The sheltered bays, native bush, open pasture and historic sites of Mahurangi Regional Park straddle the entrance to the beautiful Mahurangi Harbour, which gives the park its name.

The park is divided into three „fingers“ – Mahurangi West, Scott point and Mahurangi East. Mahurangi West provides a backdrop to three pohutukawa-fringed bays – Sullivan’s (Otarawao) Bay, Mita (Otuawao) Bay and Te Muri Bay.
Scott Point includes the historic Scott Homestead, while the remote Mahurangi East is only accessible by sea.
The park is a favourite stop for boaties all year round. It takes on a festive air at Auckland Anniversary Weekend in January, when hundreds of classic vessels revel in the Mahurangi Old Time Regatta.


Maori lived here in large communities. The park was the ancestral domain of Ngati Rongo and there are four fortified pa sites at Opahi, Cudlip and Te Muri Points and above Sullivan’s Bay. A sea captain, John Sullivan, married Merehai Kaipuke and settled at Otarawao (Sullivan’s Bay) in the 1870s. Their descendents farmed the land for nearly a century and farming continues on the park today. More than 100 Maori and European settlers are buried in the Te Muri urupa (cemetery) on the park. The urupa was established in the 1860s alongside two sacred (tapu) pohutukawa trees. Scott Homestead, at Scott Point, is a reminder of the Mahurangi Harbour’s busy past as a hub of timber milling, ship building, firewood cutting and trade. Thomas Scott Jr built the Georgian style house in 1877 on the site where his father, a shipbuilder, ran an inn until it was destroyed by fire. Volunteers have lovingly restored the house and its surrounds. While the homestead is not open to the public, the front garden will give you a real sense of history. The homestead is available as a venue for special occasions.

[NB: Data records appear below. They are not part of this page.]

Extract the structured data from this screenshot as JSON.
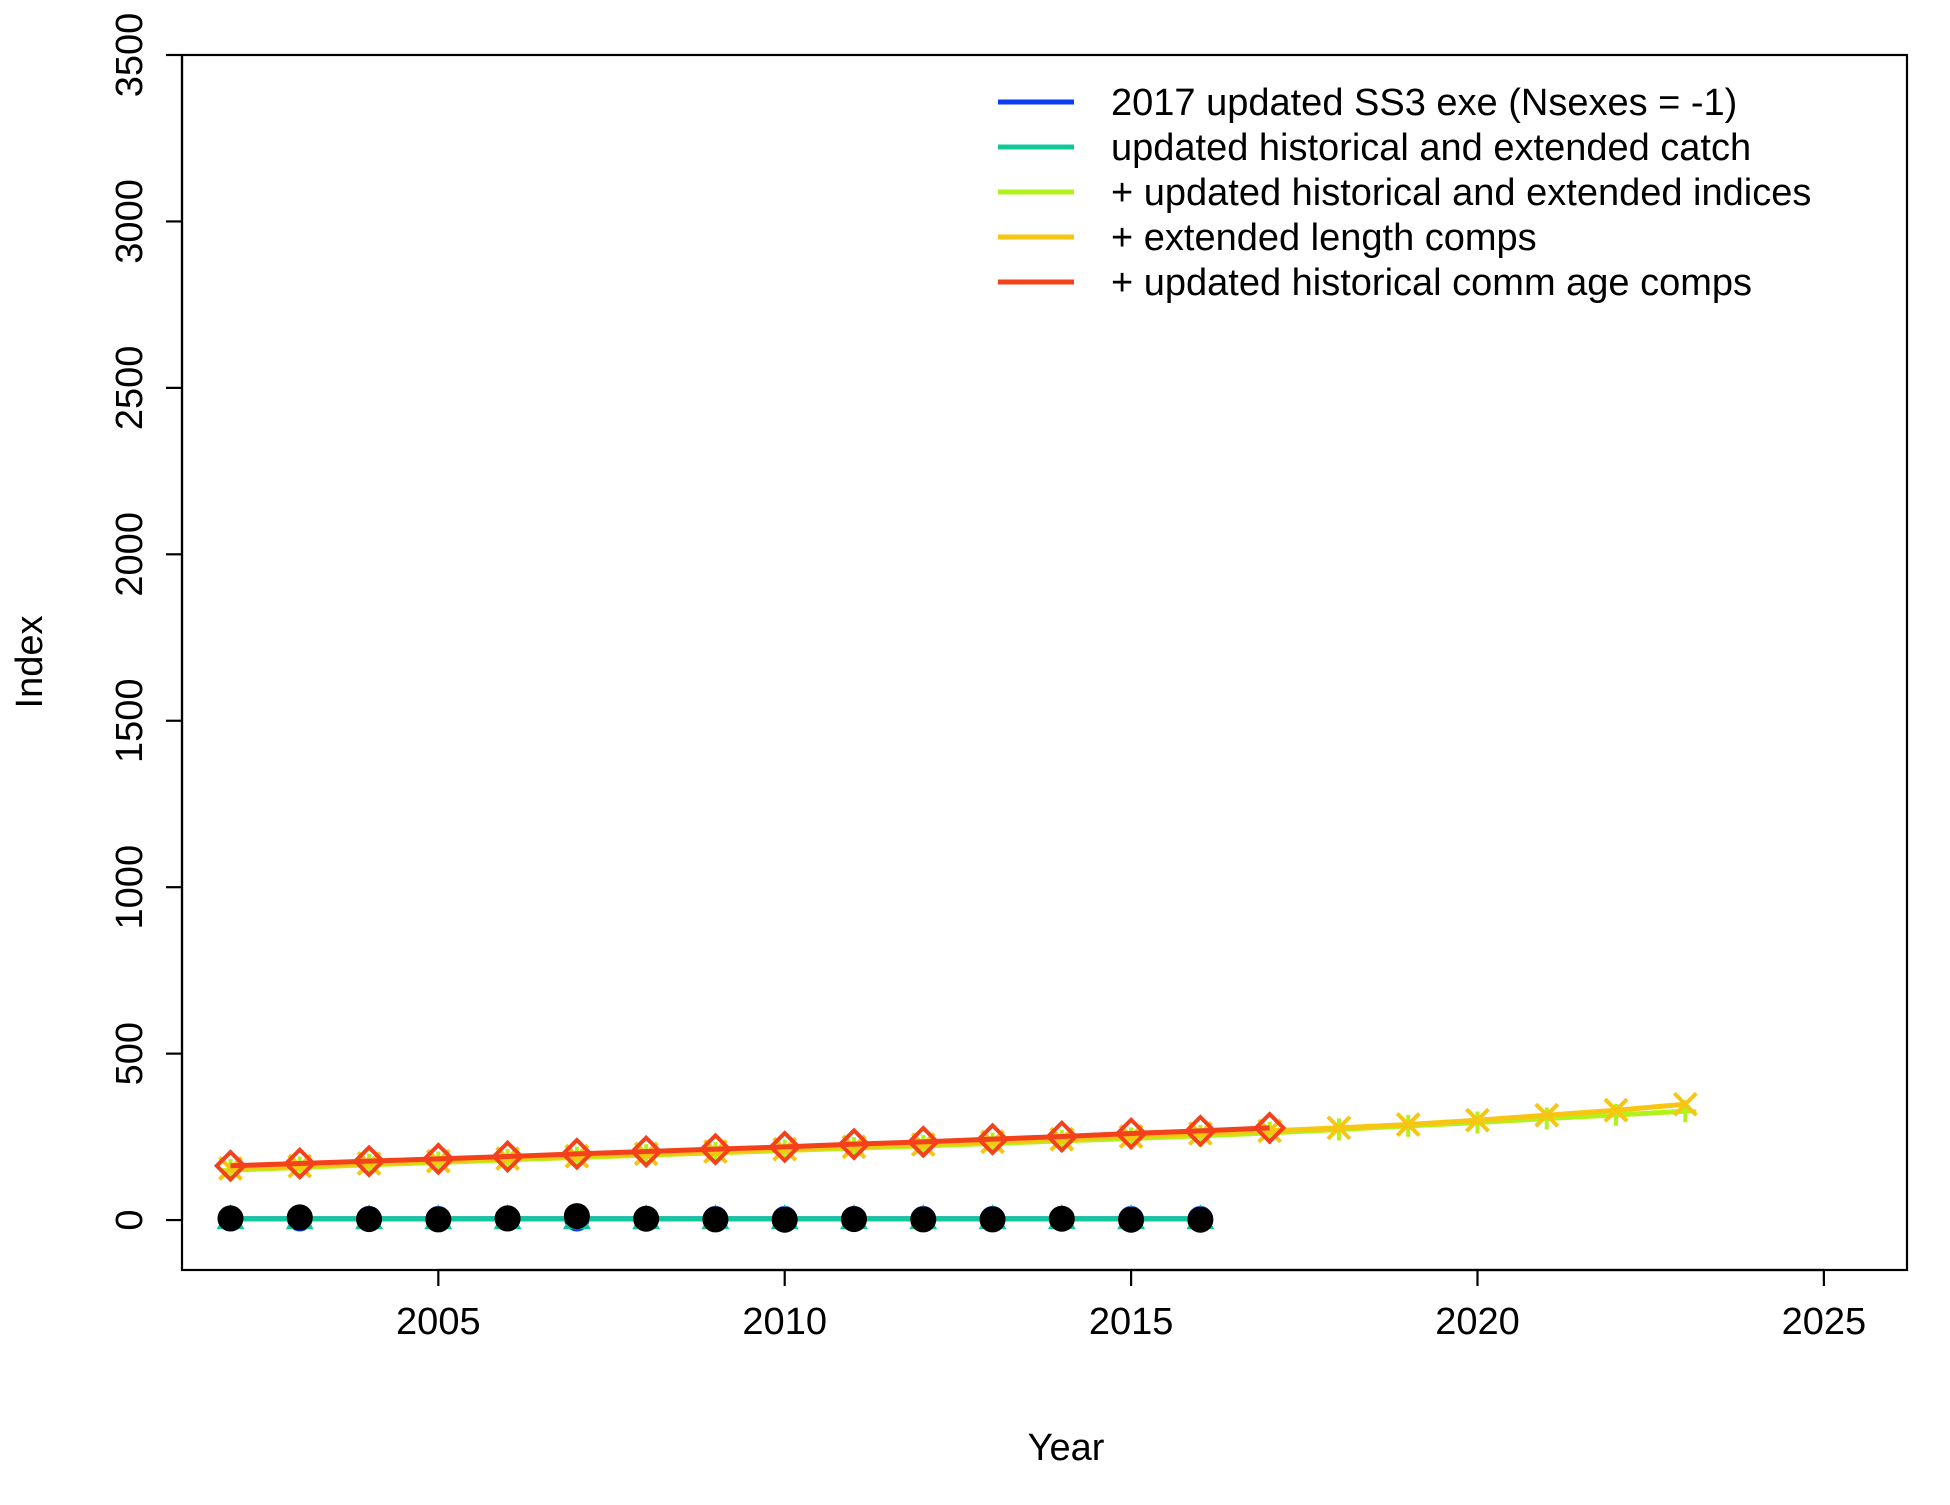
{
  "chart_data": {
    "type": "line",
    "title": "",
    "xlabel": "Year",
    "ylabel": "Index",
    "xlim": [
      2001.3,
      2026.2
    ],
    "ylim": [
      -150,
      3500
    ],
    "xticks": [
      2005,
      2010,
      2015,
      2020,
      2025
    ],
    "yticks": [
      0,
      500,
      1000,
      1500,
      2000,
      2500,
      3000,
      3500
    ],
    "grid": false,
    "legend_position": "top-right",
    "legend": [
      {
        "label": "2017 updated SS3 exe (Nsexes = -1)",
        "color": "#0b3bf5"
      },
      {
        "label": "updated historical and extended catch",
        "color": "#12c89a"
      },
      {
        "label": "+ updated historical and extended indices",
        "color": "#b2f21c"
      },
      {
        "label": "+ extended length comps",
        "color": "#f7c512"
      },
      {
        "label": "+ updated historical comm age comps",
        "color": "#f3411b"
      }
    ],
    "series": [
      {
        "color": "#0b3bf5",
        "marker": "circle",
        "x": [
          2002,
          2003,
          2004,
          2005,
          2006,
          2007,
          2008,
          2009,
          2010,
          2011,
          2012,
          2013,
          2014,
          2015,
          2016
        ],
        "y": [
          4,
          4,
          4,
          4,
          4,
          4,
          4,
          4,
          4,
          4,
          4,
          4,
          4,
          4,
          4
        ]
      },
      {
        "color": "#12c89a",
        "marker": "triangle",
        "x": [
          2002,
          2003,
          2004,
          2005,
          2006,
          2007,
          2008,
          2009,
          2010,
          2011,
          2012,
          2013,
          2014,
          2015,
          2016
        ],
        "y": [
          4,
          4,
          4,
          4,
          4,
          4,
          4,
          4,
          4,
          4,
          4,
          4,
          4,
          4,
          4
        ]
      },
      {
        "color": "#b2f21c",
        "marker": "plus",
        "x": [
          2002,
          2003,
          2004,
          2005,
          2006,
          2007,
          2008,
          2009,
          2010,
          2011,
          2012,
          2013,
          2014,
          2015,
          2016,
          2017,
          2018,
          2019,
          2020,
          2021,
          2022,
          2023
        ],
        "y": [
          150,
          158,
          166,
          173,
          181,
          188,
          195,
          202,
          209,
          216,
          223,
          230,
          238,
          245,
          253,
          262,
          272,
          283,
          293,
          305,
          316,
          327
        ]
      },
      {
        "color": "#f7c512",
        "marker": "cross",
        "x": [
          2002,
          2003,
          2004,
          2005,
          2006,
          2007,
          2008,
          2009,
          2010,
          2011,
          2012,
          2013,
          2014,
          2015,
          2016,
          2017,
          2018,
          2019,
          2020,
          2021,
          2022,
          2023
        ],
        "y": [
          155,
          162,
          170,
          177,
          185,
          192,
          199,
          206,
          213,
          220,
          227,
          235,
          243,
          251,
          260,
          268,
          277,
          287,
          300,
          315,
          330,
          348
        ]
      },
      {
        "color": "#f3411b",
        "marker": "diamond",
        "x": [
          2002,
          2003,
          2004,
          2005,
          2006,
          2007,
          2008,
          2009,
          2010,
          2011,
          2012,
          2013,
          2014,
          2015,
          2016,
          2017
        ],
        "y": [
          163,
          170,
          177,
          184,
          191,
          199,
          206,
          213,
          220,
          228,
          235,
          243,
          251,
          260,
          268,
          277
        ]
      }
    ],
    "observed": {
      "color": "#000000",
      "marker": "filled-circle",
      "x": [
        2002,
        2003,
        2004,
        2005,
        2006,
        2007,
        2008,
        2009,
        2010,
        2011,
        2012,
        2013,
        2014,
        2015,
        2016
      ],
      "y": [
        5,
        8,
        3,
        2,
        5,
        12,
        4,
        2,
        1,
        3,
        2,
        2,
        4,
        1,
        1
      ]
    }
  }
}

Listen out for the song of the tui, the grey warbler, and in spring and early summer, the shining cuckoo. For a sazzling summer display look out for gannets hurling themselves headlong into the sea at up to 140kmh in search of food for their young.

Native bush

Areas of coastal forest and regenerating bush are dotted throughout Mahurangi Regional Park. The best preserved patches of mature coastal forest are on Cudlip and Te Muri points which are dominated by kanuka, taraire, puriri, karaka and kowhai. Scarlet flowering pohutukawa are spectacular at Scott Point and Mahurangi East in summer and on many parts of Mahurangi West.